Where I work, we have to very old Alpha boxes running OpenVMS 7. They also have Multinet and are using the BIND component for DNS services. We are planning on retiring those boxes and replacing them with x86 servers running Linux. I've decided to go with Gentoo Linux for this and I've inherited two old boxes (A PIII >1GHz system and an old PIII quad Xeon 500MHz system) to do this with.

My concern is that my co-workers are adamant that the x86 systems won't be able to to keep up with the demand (we host about 70 domains in DNS) the way the Alphas did. My suspicion is that these x86 systems are just fine. However, what I really want to know is where the real utilization for DNS comes in. Is it CPU heavy? Is it RAM heavy? Or is it I/O heavy? I would suspect RAM first and CPU second based on what I've seen at home. But to be honest, in my experience DNS has been a pretty low resource service to run.

I honestly don't see our organization as being that big and 70 domains seems like a very small load even for the PIII boxes I just got. But, I'd be happy with any insight anyone here can provide.

Hey,

you're right, DNS will need first RAM and then a little bit CPU.
Our first DNS-Server was a 266 MHz CPU with 1 GB RAM, we
hosted about 300 Domains.

Bye
lowbyte

Hi,
I guess its I/O heavy on the network side i mean, and to speed things up, you may even want to move some dns directory keys on ramdisk ...
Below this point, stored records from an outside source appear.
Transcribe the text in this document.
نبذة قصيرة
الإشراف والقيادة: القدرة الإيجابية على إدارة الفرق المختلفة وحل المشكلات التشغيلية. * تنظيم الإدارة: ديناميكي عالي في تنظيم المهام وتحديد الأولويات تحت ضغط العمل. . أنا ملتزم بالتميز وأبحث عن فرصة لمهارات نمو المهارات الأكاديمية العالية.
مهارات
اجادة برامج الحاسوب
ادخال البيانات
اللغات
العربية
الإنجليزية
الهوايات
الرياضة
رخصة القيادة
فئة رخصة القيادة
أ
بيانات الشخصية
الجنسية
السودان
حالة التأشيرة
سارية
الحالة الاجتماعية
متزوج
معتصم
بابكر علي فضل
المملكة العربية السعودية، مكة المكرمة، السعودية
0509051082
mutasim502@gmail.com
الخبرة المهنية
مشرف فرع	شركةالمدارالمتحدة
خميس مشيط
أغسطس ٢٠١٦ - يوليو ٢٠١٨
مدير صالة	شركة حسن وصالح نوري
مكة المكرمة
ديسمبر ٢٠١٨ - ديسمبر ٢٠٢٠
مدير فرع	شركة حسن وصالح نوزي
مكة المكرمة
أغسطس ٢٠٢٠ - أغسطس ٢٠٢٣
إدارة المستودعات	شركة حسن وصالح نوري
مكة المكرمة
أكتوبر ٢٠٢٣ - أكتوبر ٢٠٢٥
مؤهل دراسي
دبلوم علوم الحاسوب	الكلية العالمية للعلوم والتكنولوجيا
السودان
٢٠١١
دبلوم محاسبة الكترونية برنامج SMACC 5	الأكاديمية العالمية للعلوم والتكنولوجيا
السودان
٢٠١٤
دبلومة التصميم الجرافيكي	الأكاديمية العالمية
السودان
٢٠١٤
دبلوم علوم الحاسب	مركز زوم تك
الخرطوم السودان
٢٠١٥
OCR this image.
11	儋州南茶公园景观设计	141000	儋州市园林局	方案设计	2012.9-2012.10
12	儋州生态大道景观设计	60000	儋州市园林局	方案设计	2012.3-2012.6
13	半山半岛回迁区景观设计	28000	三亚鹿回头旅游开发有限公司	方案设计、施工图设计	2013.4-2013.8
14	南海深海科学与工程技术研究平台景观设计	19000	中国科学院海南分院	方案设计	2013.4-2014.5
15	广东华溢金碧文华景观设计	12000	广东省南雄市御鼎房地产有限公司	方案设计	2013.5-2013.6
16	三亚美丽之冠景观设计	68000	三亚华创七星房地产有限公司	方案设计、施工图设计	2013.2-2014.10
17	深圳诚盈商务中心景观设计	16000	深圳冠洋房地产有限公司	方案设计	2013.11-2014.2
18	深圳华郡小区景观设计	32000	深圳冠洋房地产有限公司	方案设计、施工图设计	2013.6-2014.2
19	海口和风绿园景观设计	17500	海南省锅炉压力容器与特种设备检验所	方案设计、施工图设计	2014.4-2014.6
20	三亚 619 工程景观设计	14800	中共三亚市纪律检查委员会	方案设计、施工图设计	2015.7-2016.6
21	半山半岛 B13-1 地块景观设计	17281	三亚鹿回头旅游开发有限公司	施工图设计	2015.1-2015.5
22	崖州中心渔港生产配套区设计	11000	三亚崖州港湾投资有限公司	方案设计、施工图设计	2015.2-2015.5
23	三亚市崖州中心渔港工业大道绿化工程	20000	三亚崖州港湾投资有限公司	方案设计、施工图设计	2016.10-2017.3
We're running a couple of PIII's in production:

model name : Intel(R) Pentium(R) III CPU family 1133MHz

Each of these has 4GB RAM, but we're rarely using above 600Mb of it, the rest is cached.

These two servers have a network "load-balancer" in front of them (does nothing more than round-robining DNS requests at the two backend nameservers).

And we host >40,000 zones (yes I work for a DNS company ;)) - these servers handle these zones, and over 1 million queries per hour per server without issues.

EDIT: I also recommend Gentoo - once you use portage you'll never look back!